Having established that the system works, you can now try optimizing the various DIP switch settings to your application and preference if needed. Change one parameter at a time to gauge effectiveness and move in small steps. What is already listed earlier is how mine is set.

Note the behaviour of the system does vary with speed to some degree. You really need to try a variety of conditions before judging the overall performance of the settings under trial – lower and higher speeds, gentle undulations and larger undulations.

Overall I would compromise the system for slight undershoot up larger hills, minimal overshoot and smoothness of take up initially once engaged. Flat boring freeways is where you want this to work predominately.

BUTTONING UP AND WATERPROOFING

The keypad controller and cruise module may benefit from some neutral cure Silicon application to help keep water out. Note that the controller I have used is expected to be installed inside a car.

Below – Siliconing up the DIP switch cover and wire outputs from the cruise module with neutral cure silicon

Below – silconing up the controller pad – centre wires to be siliconed up also before removing the 3M tape backing and sticking it to the aluminium support bracket.

TRIPLE CHECKS TO ENSURE YOUR SAFETY The main areas you need to triple check to ensure your safety are:

1) The Throttle Linkage – activate the throttle by hand and satisfy yourself that the cruise cable does not catch on anything. If it does, the throttle will hang open, which could be fatal. Try different scenarios, slow and rapid throttle opening, full and part throttle. In the position shown it should backfeed into its sheath.

2) Self Checks in Diagnostic mode – ensure you complete and pass all the checks before road testing. No compromises!

3) Road test on a quiet road away from traffic. Keep speeds low and cover the switches. Wear all your safety gear – helmet, gloves, leathers and boots.

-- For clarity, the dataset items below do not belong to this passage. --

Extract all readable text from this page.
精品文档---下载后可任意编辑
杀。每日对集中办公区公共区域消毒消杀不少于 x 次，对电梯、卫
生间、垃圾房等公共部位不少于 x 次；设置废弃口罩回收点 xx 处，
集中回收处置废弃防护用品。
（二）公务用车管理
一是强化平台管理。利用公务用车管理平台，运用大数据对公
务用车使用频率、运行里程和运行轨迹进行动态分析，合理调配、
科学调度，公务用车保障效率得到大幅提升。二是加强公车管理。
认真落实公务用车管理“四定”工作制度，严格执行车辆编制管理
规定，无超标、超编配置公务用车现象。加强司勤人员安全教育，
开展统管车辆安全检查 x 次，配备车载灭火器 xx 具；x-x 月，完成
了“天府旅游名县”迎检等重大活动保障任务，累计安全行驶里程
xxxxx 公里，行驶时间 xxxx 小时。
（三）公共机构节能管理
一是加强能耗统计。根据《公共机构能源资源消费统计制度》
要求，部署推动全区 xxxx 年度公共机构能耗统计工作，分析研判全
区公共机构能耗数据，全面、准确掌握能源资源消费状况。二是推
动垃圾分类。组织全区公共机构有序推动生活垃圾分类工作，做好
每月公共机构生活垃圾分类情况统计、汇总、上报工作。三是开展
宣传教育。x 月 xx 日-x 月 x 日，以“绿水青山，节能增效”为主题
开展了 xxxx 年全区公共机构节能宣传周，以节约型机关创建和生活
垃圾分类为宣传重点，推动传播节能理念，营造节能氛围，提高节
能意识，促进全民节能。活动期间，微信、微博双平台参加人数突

Good luck with the installation – remember your safety must not be compromised. Install this kit like your life depended on it, because it does! Inspect the system regularly and hopefully you'll enjoy an electronic cruise for years of great motorcycling.

Finally – check with your insurer before fitting this kit. Initial discussions with a learned motorcycle industry insider suggested that an engineer’s certificate would probably be needed to be insurable. Shop around also as you may find some insurers are more understanding about this kind of accessory than others.